Apple Will Fight For the iPhone
The California company is challenging a ruling made by the company’s trademark authority, Brazilian Institute for Industrial Property, on Wednesday.
Apple lost the right to the trademark in the country on Wednesday after regulators ruled it belonged solely to IGB Eletrônica SA, a Brazilian electronics maker. IGB’s Gradiente SA unit has been selling a smartphone running on Google’s (NASDAQ:GOOG) Android operating system under the iPhone Neo One name since December.
IGB had applied for the name in 2000, while Apple only launched the first version of its smartphone in the U.S. in 2007. The California company made its first attempt to receive use of the name in Brazil in 2006, but its application was rejected because IGB had made the request first.
However, Apple has now challenged the ruling and asked the INPI to review its decision. According to the agency, Gradiente will now need to prove in over the next 60 days that it made use of the trademark between January 2008 and January 2013 in order to keep its trademark rights…
While trademarks are awarded on a first-come, first-served basis in Brazil, brands must be developed within 5 years of gaining approval.
If Apple’s challenge is rejected after 60 days, it would not have to immediately halt sales of the iPhone in Brazil, but could face a new legal battle over intellectual property rights.
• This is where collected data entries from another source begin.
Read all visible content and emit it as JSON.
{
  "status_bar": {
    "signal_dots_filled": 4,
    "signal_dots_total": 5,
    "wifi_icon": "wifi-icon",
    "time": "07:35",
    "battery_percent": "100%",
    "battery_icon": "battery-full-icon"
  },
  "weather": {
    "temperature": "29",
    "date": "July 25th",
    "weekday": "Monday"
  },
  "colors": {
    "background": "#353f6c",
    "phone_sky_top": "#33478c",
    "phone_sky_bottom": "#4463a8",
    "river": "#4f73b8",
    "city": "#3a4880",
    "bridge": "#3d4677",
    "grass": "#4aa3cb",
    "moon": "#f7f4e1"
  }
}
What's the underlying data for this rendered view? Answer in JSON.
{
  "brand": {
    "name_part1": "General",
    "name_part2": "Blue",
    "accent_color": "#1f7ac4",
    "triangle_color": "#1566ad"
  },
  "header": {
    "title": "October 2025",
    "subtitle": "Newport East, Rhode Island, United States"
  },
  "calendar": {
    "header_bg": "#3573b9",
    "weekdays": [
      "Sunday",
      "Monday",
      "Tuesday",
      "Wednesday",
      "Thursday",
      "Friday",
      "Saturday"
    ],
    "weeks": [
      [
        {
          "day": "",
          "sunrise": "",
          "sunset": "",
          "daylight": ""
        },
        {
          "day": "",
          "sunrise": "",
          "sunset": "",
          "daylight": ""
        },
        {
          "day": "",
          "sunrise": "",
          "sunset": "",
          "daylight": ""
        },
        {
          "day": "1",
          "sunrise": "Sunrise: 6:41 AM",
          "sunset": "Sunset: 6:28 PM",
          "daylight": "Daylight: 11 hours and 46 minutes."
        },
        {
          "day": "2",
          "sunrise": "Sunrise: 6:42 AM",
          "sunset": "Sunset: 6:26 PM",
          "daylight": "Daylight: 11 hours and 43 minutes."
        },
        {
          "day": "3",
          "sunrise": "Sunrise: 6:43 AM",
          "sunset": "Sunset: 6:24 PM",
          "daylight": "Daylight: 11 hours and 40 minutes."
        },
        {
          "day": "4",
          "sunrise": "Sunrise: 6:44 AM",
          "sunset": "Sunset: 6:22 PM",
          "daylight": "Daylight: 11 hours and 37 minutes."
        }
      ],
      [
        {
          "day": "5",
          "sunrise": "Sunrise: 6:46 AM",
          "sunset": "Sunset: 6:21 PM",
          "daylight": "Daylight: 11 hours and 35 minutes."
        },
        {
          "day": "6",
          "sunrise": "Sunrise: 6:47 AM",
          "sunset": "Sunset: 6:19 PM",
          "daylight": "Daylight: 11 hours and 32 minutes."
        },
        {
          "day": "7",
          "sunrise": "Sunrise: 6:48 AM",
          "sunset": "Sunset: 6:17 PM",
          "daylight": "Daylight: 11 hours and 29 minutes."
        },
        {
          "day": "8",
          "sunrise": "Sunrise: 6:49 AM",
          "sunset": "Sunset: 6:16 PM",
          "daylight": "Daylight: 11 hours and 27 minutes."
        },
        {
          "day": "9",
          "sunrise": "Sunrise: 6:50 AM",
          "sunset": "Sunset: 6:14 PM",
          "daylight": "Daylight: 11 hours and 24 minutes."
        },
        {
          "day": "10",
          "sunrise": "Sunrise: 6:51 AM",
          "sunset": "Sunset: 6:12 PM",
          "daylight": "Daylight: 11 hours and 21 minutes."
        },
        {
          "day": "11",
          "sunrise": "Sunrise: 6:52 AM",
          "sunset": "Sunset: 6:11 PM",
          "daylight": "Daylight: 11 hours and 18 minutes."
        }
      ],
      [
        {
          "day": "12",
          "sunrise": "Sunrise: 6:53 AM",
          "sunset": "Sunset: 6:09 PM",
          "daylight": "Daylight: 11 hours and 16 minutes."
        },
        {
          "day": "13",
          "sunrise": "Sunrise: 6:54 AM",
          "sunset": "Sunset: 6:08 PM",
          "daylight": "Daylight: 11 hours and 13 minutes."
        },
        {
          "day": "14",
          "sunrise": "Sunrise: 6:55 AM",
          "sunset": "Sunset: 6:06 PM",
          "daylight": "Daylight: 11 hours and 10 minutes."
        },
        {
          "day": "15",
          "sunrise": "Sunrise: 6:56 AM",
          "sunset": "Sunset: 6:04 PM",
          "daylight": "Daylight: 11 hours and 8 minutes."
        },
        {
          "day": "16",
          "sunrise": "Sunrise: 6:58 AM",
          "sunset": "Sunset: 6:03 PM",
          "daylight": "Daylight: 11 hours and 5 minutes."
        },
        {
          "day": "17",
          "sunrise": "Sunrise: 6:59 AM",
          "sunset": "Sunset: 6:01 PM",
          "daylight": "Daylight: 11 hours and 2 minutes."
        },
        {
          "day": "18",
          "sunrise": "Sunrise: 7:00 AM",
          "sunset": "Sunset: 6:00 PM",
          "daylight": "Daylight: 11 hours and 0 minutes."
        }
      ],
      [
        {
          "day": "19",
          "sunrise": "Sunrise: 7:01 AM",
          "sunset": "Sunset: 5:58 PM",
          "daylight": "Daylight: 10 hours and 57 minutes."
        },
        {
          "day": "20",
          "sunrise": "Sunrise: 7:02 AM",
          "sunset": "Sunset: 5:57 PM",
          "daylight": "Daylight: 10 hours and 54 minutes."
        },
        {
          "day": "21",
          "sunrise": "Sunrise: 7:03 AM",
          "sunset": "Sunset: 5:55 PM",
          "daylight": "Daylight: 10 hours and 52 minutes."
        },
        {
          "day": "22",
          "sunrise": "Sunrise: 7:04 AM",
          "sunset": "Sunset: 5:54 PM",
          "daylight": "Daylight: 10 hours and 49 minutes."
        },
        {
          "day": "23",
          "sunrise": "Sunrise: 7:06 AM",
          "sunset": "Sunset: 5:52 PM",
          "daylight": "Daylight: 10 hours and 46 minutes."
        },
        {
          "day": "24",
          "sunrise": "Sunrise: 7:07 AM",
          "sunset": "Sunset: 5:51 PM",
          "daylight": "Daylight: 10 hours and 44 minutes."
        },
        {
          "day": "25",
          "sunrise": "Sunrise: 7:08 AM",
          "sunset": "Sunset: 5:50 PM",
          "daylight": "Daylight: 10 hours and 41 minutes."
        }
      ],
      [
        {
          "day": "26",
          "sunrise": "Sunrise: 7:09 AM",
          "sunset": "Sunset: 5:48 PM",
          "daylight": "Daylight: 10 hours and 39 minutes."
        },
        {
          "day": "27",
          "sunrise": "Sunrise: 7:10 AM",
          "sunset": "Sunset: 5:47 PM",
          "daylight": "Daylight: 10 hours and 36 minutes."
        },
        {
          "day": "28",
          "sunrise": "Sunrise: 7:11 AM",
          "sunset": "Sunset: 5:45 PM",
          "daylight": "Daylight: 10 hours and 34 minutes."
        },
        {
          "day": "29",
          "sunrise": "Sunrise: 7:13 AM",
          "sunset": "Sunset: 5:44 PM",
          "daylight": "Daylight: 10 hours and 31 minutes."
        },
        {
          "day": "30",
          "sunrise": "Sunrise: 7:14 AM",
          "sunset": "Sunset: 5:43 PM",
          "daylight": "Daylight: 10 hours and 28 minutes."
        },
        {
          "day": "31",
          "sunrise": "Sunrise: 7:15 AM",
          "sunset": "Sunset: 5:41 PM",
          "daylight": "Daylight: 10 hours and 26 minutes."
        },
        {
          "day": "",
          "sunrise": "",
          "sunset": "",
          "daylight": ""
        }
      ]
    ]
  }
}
An INPI spokesman told Reuters Apple could still take the case to court or negotiate an out-of-court settlement with Gradiente.
IGB chairman Eugênio Emilio Staub had expressed interest in an out-of-court settlement earlier this month. “We’re open to a dialogue for anything, anytime,” Staub told Bloomberg. “We’re not radicals.”
Last year, Apple paid $60 million for rights to the iPad name in mainland China to a local company after several months of court proceedings.